Matzoh Balls

The last recipe from my preschool cookbook.

To talk about the origin of matzoh balls, you need to talk about the origin of matzoh. But that’s sort of tedious, because the history of matzoh is probably the best-recorded legend in the entirety of food.

I mean, the original recipe for matzoh was reported by Moses, a little-known Egyptian writer better remembered for his travel essays: And they baked unleavened cakes of the dough which they brought forth out of Egypt, for it was not leavened; because they were thrust out of Egypt, and could not tarry, neither had they prepared for themselves any victual.

What’s somewhat more interesting is the 19th century advent of automation in the preparation of matzoh. To adhere to strict kosher dietary laws, once moisture is introduced to flour, it must be baked within 18 minutes, because the leavening process will begin that quickly. (Not enough to make a baguette, mind you.) For countless generations, then, the process had remained the same: a ball of dough was taken, quickly worked into a circle, and baked.

It would be impossible for me to fully explain the concept of a mitzvah here, but I’ll try: technically, a mitzvah is one of 613 Talmudic principles set down as as absolute and immutable by God. Of those 613 principles, only one is a direct commandment to eat something: it is a mitzvah to eat matzoh on the first night of Passover. The cultural significance of mitzvah, broadly speaking, is that observing these rules brings one into closer communion with God.

So when Frenchman Isaac Singer (not the American Isaac Singer, the sewing machine innovator from New York) invented a machine that automatically rolled matzoh in 1838, it sparked a religious debate. One that sounded much like our current arguments over large retailers moving into town.

The rabbis who opposed automation argued that part of the significance of the commandment was to commune not only with God, but with one’s heritage, and this departed from that; that it was bad for the poor, because it eliminated jobs of rolling matzoh by hand; that matzoh had to be made by an observant person, and machines don’t have religion; and that, because of these concerns and others, machine-made matzoh was not sufficient to observe the mitzvah of eating matzoh.

On the other side were rabbis who had no objection to the process.

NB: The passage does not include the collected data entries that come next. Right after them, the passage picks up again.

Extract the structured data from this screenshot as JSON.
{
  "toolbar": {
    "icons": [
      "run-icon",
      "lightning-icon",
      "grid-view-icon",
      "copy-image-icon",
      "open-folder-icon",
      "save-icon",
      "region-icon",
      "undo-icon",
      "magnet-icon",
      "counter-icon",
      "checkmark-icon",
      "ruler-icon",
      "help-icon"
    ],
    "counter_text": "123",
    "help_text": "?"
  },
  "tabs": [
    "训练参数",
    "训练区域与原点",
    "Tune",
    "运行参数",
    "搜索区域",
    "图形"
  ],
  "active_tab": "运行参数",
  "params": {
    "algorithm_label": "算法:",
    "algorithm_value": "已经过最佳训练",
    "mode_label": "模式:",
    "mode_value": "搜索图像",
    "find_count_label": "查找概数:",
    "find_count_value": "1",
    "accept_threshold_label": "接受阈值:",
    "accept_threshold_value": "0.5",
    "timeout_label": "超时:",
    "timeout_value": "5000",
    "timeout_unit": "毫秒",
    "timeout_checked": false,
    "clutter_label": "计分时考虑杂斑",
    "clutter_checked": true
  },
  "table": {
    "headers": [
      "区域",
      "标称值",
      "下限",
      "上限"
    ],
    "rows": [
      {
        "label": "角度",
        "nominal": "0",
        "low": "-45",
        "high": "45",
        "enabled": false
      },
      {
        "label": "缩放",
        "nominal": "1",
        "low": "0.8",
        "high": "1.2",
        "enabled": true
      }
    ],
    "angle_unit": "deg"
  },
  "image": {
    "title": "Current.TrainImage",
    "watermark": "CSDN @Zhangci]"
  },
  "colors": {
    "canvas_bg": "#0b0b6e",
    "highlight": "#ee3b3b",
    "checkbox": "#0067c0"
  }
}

They pointed out that the commandment was to commune by eating matzoh, not by making it; that it was good for the poor, because it made matzoh cheaper so they could afford more; that the automation made the process faster and thus resulted in matzoh made well within the 18-minute constraints; and that, because of these benefits, machine-made matzoh was not only sufficient, but in some ways preferable, to fulfill the mitzvah.

The debate was well underway when Rabbi Dov Behr Manischewitz emigrated from Memel, Prussia (now the Lithuanian city of Klaipėda) around 1886. (As the story goes, his actual family name was Abramson, but he bought a passport with the name Manischewitz to get to America.) Ultimately, Manischewitz was able to influence the debate in a few ways.

One, Manischewitz argued that matzoh is kosher if it’s made by a religious person, so if a religious person was operating the machine, it would still be a mitzvah to eat it. Two, Manischewitz employed other like-minded rabbis to certify his product as kosher, so if you didn’t want to take his word for it, you could take theirs. But perhaps most importantly, it was much harder to argue with Manischewitz on the topic, who spent 13 years in the Holy Land studying the Talmud himself, and who, by 1900, could legitimately be called the world’s Rabbinical authority on matzoh.

By the time his son Jacob took over in 1914, the process was entirely automated, and in 1920, Jacob said they could turn out 1.25 million matzoh daily.

The most enduring innovation Manischewitz contributed? He made the matzoh square, rather than the circles it had always traditionally been.

So there’s a bit of matzoh. As for matzoh balls, their yiddish name is knaidel, thought to be borrowed from the german knödel. Knödel are dumplings made from potato (in which case they’re like round floating gnocchi) or bread (in which case they’re like balls of eggy Thanksgiving stuffing). It seems a pretty straightforward evolution; remove the leavened bread and replace it with matzoh. (In the 19th century, they were often made with schmaltz; that practice produces something with a substantially more pronounced flavor, but fell out of favor once kitchen oils were widely available.)

One last thought: one of the Talmudic lessons one is supposed to learn about matzoh is the concept of performing a mitzvah when the opportunity arises and not waiting. Just as matzoh must be made very soon after mixing or it’s no longer kosher, good deeds in general should be done when the opportunity arises and not put off for a later day, because later may be too late. I like to think of that, and remember to help right away when I can help someone.

coverFrom a stapled collection of recipes from my preschool, c. 1982, in University Heights, Ohio.


Matzoh Balls

1 Tbsp. cooking oil
1 Tbsp. water
1 egg
1/4 cup matzoh meal

Mi all ingredients–let stand at last 1 hour. Make balls and cook in boiling salt water.

Pot should be covered.

Serve in chicken soup or use as a dumpling.